Tatapan Bi Lila berubah sendu setelah mendengar apa yang dikatakan Intan. Bi Lila berusia 43 tahun dan tidak pernah memiliki anak karena pekerjaannya. Suaminya telah meninggal hampir sepuluh tahun yang lalu. Melihat seorang perempuan muda dan cantik seperti Intan begitu kesepian, hatinya hancur.
"Senang sekali bisa ditemani Anda, Nyonya Intan."
"Panggil saja aku Intan, Bi Lila.

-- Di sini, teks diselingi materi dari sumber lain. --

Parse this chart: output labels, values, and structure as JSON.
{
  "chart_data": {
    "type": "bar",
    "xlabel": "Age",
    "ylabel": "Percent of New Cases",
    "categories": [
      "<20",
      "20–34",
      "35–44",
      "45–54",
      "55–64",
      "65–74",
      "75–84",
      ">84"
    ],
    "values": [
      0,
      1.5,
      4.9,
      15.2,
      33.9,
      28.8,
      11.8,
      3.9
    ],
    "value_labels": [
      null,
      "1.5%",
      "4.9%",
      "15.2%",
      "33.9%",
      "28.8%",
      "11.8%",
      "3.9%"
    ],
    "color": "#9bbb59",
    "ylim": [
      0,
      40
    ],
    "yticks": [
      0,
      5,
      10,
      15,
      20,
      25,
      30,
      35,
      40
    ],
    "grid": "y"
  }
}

Panggilan Nyonya terlalu aneh bagiku." Ucap Intan.
"Tapi Nyonya Intan bos saya." Ucap Bi Lila.
"Aku bukan bosmu, kita teman. Bi Lila, bolehkah aku tahu lebih banyak tentang Bi Lila?" Ucap Intan.
Bingung, Bi Lila berpikir sejenak dan berasumsi bahwa Intan ingin dia mendeskripsikan dirinya sendiri.

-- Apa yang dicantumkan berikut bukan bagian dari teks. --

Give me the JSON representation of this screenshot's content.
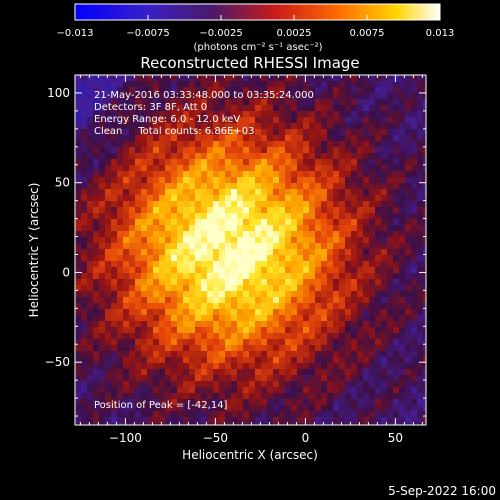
{
  "colorbar": {
    "tick_labels": [
      "−0.013",
      "−0.0075",
      "−0.0025",
      "0.0025",
      "0.0075",
      "0.013"
    ],
    "unit_label": "(photons cm⁻² s⁻¹ asec⁻²)",
    "range": [
      -0.013,
      0.013
    ]
  },
  "chart_data": {
    "type": "heatmap",
    "title": "Reconstructed RHESSI Image",
    "xlabel": "Heliocentric X (arcsec)",
    "ylabel": "Heliocentric Y (arcsec)",
    "xlim": [
      -128,
      67
    ],
    "ylim": [
      -85,
      110
    ],
    "x_ticks": [
      -100,
      -50,
      0,
      50
    ],
    "x_tick_labels": [
      "−100",
      "−50",
      "0",
      "50"
    ],
    "y_ticks": [
      -50,
      0,
      50,
      100
    ],
    "y_tick_labels": [
      "−50",
      "0",
      "50",
      "100"
    ],
    "colormap": "RHESSI hot-ish (blue→purple→red→orange→yellow→white)",
    "peak": [
      -42,
      14
    ],
    "annotations": [
      "21-May-2016 03:33:48.000 to 03:35:24.000",
      "Detectors: 3F 8F, Att 0",
      "Energy Range: 6.0 - 12.0 keV",
      "Clean     Total counts: 6.86E+03"
    ],
    "peak_label": "Position of Peak = [-42,14]"
  },
  "footer_date": "5-Sep-2022 16:00"
}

"Nah, Nyonya, maksud saya, Non Intan, saya sudah berusia 43 tahun. Rambut saya sudah putih dan beberapa kerutan mulai muncul. Saya berkulit sawo matang dan berlesung pipi." Ujar Bi Lila mendeskripsikan dirinya.
"Haha, tidak, maaf, aku salah bicara. Bolehkah aku menyentuh wajahmu untuk mencoba mendeskripsikannya di kepalaku?" Ucap Intan.
"Ah, ya, tentu saja, Non Intan." Ucap Bi Lila.
Bi Lila lantas mendekati Intan.
Intan langsung menyentuh bahunya lalu wajahnya dengan hati-hati. Bi Lila bilang ada kerutan di wajahnya, tapi itu sebenarnya tidak lebih dari sekadar garis ekspresi, dan tidak lebih dari itu. Wajah Mamanya muncul di benak Intan. Tapi Bi Lila tampak lebih muda, setidaknya begitulah kesan Intan. Bukan hanya karena usianya, tapi juga karena wajahnya.
Disisi lain...
Sean sedang memeriksa tanda tangan Intan. Dia lalu bangkit dan pergi ke dapur untuk meminta Bi Lila menyiapkan kopi untuknya. Sesampainya di sana, dia melihat pemandangan yang tak dia mengerti. Intan sedang menyentuh wajah Bi Lila, jadi dia berhenti agak jauh untuk memahami apa yang terjadi.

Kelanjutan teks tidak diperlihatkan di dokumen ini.